What you’re in for: A walk in the (national) park for all ages
What to see: Mosey through maple and yew trees along the Skagit River, well populated by otters, eagles, dippers, and salmon. 
How far to slog: 1.8 miles round trip
Where to find it: North Cascades National Park Visitor Center in Newhalem

Thunder Knob

What you’re in for: A gentle ramble over log bridges
What to see: Hike around moss-covered ledges to a little promontory above Diablo Lake, where you’ll catch a glimpse of 9,065-foot Jack Mountain, the most prominent in the Skagit Valley. 
How far to slog: 3.8 miles round trip
Where to find it: West end of Colonial Creek Campground 

Sourdough Mountain Lookout

What you're in for: A lung buster gaining over one vertical mile in just over five linear miles, one of the most challenging hikes in the North Cascades
What to see: You get brilliant, flower-filled alpine meadows, a 1933 lookout, and the far-reaching views you’d expect from a fire-watching perch.
How far to slog: 11.4 miles round trip
Where to find it: Diablo, off Highway 20

Trapper Peak

What you’re in for: A scramble that demands sure feet
What to see: It’s a tough hike up a narrow spine, but from the 5,964-foot peak you can see dramatic Pickett Range, sparkling Thornton Lakes, and tiny Newhalem on the Skagit River, a full mile below.
How far to slog: 10.6 miles round trip
Where to find it: Thornton Lakes Road off Highway 20 near Newhalem 

Hidden Lake Lookout

What you’re in for: A trudge across snowfields and talus slopes
What to see: The trip past alpine meadows isn’t easy, but the reward is a 1931-built National Forest fire lookout positioned nearly 7,000 feet high.

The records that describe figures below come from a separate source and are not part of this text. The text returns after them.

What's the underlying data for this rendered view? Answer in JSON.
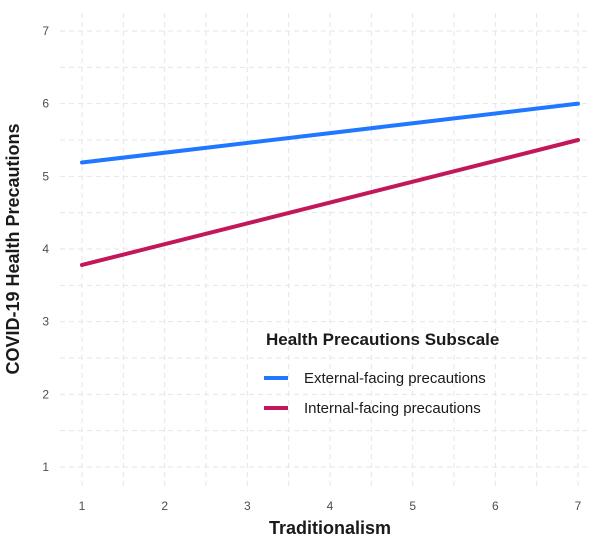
{
  "chart_data": {
    "type": "line",
    "title": "",
    "xlabel": "Traditionalism",
    "ylabel": "COVID-19 Health Precautions",
    "xlim": [
      1,
      7
    ],
    "ylim": [
      1,
      7
    ],
    "x_ticks": [
      1,
      2,
      3,
      4,
      5,
      6,
      7
    ],
    "y_ticks": [
      1,
      2,
      3,
      4,
      5,
      6,
      7
    ],
    "grid": true,
    "legend": {
      "title": "Health Precautions Subscale",
      "placement": "bottom-right"
    },
    "x": [
      1,
      7
    ],
    "series": [
      {
        "name": "External-facing precautions",
        "values": [
          5.19,
          6.0
        ],
        "color": "#1f78ff"
      },
      {
        "name": "Internal-facing precautions",
        "values": [
          3.78,
          5.5
        ],
        "color": "#c2185b"
      }
    ]
  }
}
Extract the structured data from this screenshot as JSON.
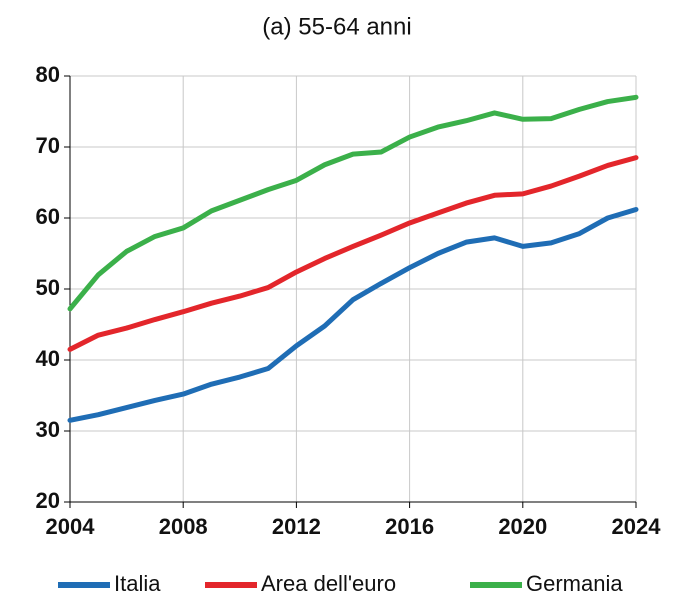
{
  "chart_data": {
    "type": "line",
    "title": "(a) 55-64 anni",
    "x": [
      2004,
      2005,
      2006,
      2007,
      2008,
      2009,
      2010,
      2011,
      2012,
      2013,
      2014,
      2015,
      2016,
      2017,
      2018,
      2019,
      2020,
      2021,
      2022,
      2023,
      2024
    ],
    "series": [
      {
        "name": "Italia",
        "color": "#1f6db5",
        "values": [
          31.5,
          32.3,
          33.3,
          34.3,
          35.2,
          36.6,
          37.6,
          38.8,
          42.0,
          44.8,
          48.5,
          50.8,
          53.0,
          55.0,
          56.6,
          57.2,
          56.0,
          56.5,
          57.8,
          60.0,
          61.2
        ]
      },
      {
        "name": "Area dell'euro",
        "color": "#e3262b",
        "values": [
          41.5,
          43.5,
          44.5,
          45.7,
          46.8,
          48.0,
          49.0,
          50.2,
          52.4,
          54.3,
          56.0,
          57.6,
          59.3,
          60.7,
          62.1,
          63.2,
          63.4,
          64.5,
          65.9,
          67.4,
          68.5
        ]
      },
      {
        "name": "Germania",
        "color": "#3bb04a",
        "values": [
          47.2,
          52.0,
          55.3,
          57.4,
          58.6,
          61.0,
          62.5,
          64.0,
          65.3,
          67.5,
          69.0,
          69.3,
          71.4,
          72.8,
          73.7,
          74.8,
          73.9,
          74.0,
          75.3,
          76.4,
          77.0
        ]
      }
    ],
    "xlim": [
      2004,
      2024
    ],
    "xticks": [
      2004,
      2008,
      2012,
      2016,
      2020,
      2024
    ],
    "ylim": [
      20,
      80
    ],
    "yticks": [
      20,
      30,
      40,
      50,
      60,
      70,
      80
    ],
    "grid": true
  }
}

There’s plenty of company: pipits, ptarmigans, marmots, pikas, and mountain goats, plus views from the Eldorado Glacier all the way to Mount Rainier.
How far to slog: 9.0 miles round trip
Where to find it: Sibley Creek Road off of Cascade River Road 

Big Beaver–Little Beaver

What you’re in for: A long and steady trek over several days
What to see: Travel through two deep, remote valleys filled with old-growth timber and glacier-fed creeks, on the lookout for black bears, spotted owls, and cougars.
How far to slog: 37 miles round trip
Where to find it: Take the water taxi from Ross Dam Landing.